President Eisenhower confessed that “in 1954 as many as 80% of the Vietnamese people would have voted for Ho Chi Minh, as the popular hero of their liberation”, had he (Ike) permitted the all-Vietnam elections promised in the Geneva Agreement after the defeat of the French – an agreement the U.S. had refused to sign. (Dwight D. Eisenhower, Mandate for Change, 1963, p. 337)
Four Years after Ike admitted this, Navy Pilot John McCain began his celebrated 23 bombing runs over Vietnam.
And weeks before Pilot John McCain made his first bombing run in Vietnam, bold headlines in newspapers all over the world had screamed, ‘KING CALLS U.S. "GREATEST PURVEYOR OF VIOLENCE TODAY” – condemns war in Vietnam, gives detailed history of U.S. betrayals, atrocities and murderously brutal policies.’
Did Pilot McCain read newspapers? Listen to the news on radio? Had he heard of Rev. Dr. Martin Luther King Jr.' blistering Beyond Vietnam speech at Riverside Church in New York City on April 4, 1967, which had rocked America? King had thundered,
“The Vietnamese people proclaimed their own independence in 1945 after a combined French and Japanese occupation... They were led by Ho Chi Minh. Even though they quoted the American Declaration of Independence in their own document of freedom, we refused to recognize them. Instead, we decided to support France in its reconquest of her former colony.
For nine years we vigorously supported the French in their abortive effort to recolonize Vietnam. Before the end of the war we were meeting eighty percent of the French war costs.
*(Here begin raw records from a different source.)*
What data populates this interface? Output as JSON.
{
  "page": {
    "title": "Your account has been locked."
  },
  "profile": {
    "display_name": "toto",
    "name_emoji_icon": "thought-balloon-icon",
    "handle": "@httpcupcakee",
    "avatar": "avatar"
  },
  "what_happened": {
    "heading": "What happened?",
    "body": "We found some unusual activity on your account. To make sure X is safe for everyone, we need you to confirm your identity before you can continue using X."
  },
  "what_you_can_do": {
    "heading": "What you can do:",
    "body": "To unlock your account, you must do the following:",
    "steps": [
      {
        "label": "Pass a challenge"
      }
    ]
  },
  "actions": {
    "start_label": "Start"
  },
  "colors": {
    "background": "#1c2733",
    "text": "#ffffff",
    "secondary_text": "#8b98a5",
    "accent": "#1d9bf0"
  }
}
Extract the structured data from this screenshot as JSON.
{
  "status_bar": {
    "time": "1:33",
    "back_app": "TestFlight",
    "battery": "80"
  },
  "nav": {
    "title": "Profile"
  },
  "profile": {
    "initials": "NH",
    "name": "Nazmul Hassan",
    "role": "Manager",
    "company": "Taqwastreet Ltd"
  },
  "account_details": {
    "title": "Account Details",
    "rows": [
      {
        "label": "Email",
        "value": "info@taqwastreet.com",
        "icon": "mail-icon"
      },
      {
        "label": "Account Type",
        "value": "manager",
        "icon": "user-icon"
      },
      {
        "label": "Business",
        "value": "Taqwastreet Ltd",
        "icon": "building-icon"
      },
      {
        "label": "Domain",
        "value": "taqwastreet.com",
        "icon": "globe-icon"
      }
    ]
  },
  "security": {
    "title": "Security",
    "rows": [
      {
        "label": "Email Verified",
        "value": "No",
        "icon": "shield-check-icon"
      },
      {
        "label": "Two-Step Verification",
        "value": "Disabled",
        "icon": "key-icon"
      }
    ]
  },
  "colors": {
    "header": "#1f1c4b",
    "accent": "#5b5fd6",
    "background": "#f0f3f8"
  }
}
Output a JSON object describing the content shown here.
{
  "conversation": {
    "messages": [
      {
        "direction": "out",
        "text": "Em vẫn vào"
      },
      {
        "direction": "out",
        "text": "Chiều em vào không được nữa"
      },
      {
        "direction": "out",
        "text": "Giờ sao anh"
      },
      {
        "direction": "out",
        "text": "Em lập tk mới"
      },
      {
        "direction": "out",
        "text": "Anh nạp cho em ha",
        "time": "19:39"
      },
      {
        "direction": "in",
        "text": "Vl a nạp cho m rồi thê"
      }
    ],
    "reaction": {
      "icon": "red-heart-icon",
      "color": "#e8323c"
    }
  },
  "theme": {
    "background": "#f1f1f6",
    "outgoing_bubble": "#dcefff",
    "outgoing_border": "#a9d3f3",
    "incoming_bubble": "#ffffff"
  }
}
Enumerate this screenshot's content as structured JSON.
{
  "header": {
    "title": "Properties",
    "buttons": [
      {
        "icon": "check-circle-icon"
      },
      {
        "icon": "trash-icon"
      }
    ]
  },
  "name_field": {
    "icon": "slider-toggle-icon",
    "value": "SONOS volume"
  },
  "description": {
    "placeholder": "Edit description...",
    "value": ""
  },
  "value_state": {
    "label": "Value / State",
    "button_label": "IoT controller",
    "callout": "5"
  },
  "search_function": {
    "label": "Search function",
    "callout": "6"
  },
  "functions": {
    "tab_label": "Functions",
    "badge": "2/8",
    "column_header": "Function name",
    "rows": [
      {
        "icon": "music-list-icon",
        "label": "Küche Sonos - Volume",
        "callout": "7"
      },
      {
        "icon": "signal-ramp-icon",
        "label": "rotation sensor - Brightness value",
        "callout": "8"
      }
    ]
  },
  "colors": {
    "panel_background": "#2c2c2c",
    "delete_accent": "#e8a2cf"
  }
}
After the French were defeated, it looked as if independence and land reform would come again through the Geneva Agreement. But instead there came the United States, determined that Ho should not unify the temporarily divided nation, and the peasants watched again as we supported one of the most vicious modern dictators, our chosen man, Premier Diem. The peasants watched and cringed as Diem ruthlessly rooted out all opposition, supported their extortionist landlords, and refused even to discuss reunification with the North…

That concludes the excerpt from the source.